2. Number of primary homes requiring extensive repairs or with structural damage. When collecting this data, teams are looking for failure of major structural components in a building and floodwater depths of more than 18 inches in areas of a residence that meet the federal definition of essential living space.
It’s important to note: If a presidential declaration for individual assistance is made:
 - Floodwater or sewer backup damages in recreational rooms, unoccupied basements or storage spaces generally do not qualify for FEMA assistance programs. However, disaster-related damages to a home’s mechanical components or those in areas of a residence that meet the federal definition of essential living space-regardless of the location in the home-may be considered eligible for federal assistance.
 - Federal grant funding is made available to eligible applicants as a supplement to local and state resources and insurance payments to help survivors return to safe, sanitary and functional housing. It is not meant to return a home and its contents to pre-disaster conditions.

3. Duplication of benefits. By law, FEMA cannot duplicate benefits-such as those from insurance, local housing authorities, the Department of Housing and Urban Development and the Department of Veterans Affairs. If approved, FEMA individual assistance is always supplemental to that assistance.

4. Number and length of time people are displaced. This information may include number of homes that are not habitable.  Teams also attempt to determine whether the community has adequate housing resources to meet the needs of displaced survivors for the time it takes to repair their home.

5. Ability of the community to recover. Since disasters affect communities differently, teams will collect and document specific characteristics of each-such as demographic and economic data-that may impact their ability to recover. In addition, it is important for the teams to document critical infrastructure that may be unavailable for an extended period of time-i.e. hospitals, schools, utilities and nursing homes-as this could also significantly affect a community’s ability to recover.

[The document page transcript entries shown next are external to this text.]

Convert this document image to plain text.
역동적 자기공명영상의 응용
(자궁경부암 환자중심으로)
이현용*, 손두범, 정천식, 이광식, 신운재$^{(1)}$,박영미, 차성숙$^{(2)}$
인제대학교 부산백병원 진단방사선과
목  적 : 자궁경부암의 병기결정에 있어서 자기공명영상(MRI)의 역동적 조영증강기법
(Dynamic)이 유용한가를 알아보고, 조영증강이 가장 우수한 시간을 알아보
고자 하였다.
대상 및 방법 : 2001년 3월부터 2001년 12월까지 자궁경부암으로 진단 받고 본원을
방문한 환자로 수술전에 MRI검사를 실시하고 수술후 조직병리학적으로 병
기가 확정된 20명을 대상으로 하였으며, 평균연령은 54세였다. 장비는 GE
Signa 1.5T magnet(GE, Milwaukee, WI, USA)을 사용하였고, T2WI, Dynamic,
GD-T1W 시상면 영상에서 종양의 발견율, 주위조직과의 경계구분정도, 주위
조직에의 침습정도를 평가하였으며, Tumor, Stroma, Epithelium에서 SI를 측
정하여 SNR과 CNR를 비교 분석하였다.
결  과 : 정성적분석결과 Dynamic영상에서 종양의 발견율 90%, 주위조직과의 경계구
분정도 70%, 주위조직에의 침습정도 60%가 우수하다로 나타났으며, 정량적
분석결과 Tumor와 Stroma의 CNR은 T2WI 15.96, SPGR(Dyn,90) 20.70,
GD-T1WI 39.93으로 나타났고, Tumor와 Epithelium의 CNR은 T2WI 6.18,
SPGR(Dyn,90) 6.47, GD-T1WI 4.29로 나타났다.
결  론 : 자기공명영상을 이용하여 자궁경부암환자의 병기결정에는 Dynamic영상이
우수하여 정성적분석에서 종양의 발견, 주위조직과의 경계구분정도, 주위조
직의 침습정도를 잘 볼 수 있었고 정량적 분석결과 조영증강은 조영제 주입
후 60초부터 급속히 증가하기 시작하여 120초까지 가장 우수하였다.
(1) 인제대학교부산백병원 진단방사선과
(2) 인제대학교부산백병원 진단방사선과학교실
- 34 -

6. Voluntary agency/state program assistance available. Local non-profit, faith-based and community-based organizations contribute substantially to response and recovery after a disaster.  Along with local and state governments, these organizations often help survivors immediately after an emergency and, in some cases, have the capability and resources to meet the recovery needs of the affected areas. During the damage assessment, teams document whether, and to what extent, these organizations may be able to meet the essential needs of survivors.

7. Extent of the business losses. The Small Business Administration (SBA) is part of the team and assesses damage to businesses in affected communities. In the event of a federal declaration, the SBA can make low interest loans available to assist businesses as well as homeowners and renters with their recovery costs. FEMA also considers whether the loss of critical businesses like grocery stores, gas stations, or stores that sell building materials and supplies in affected communities could impact recovery.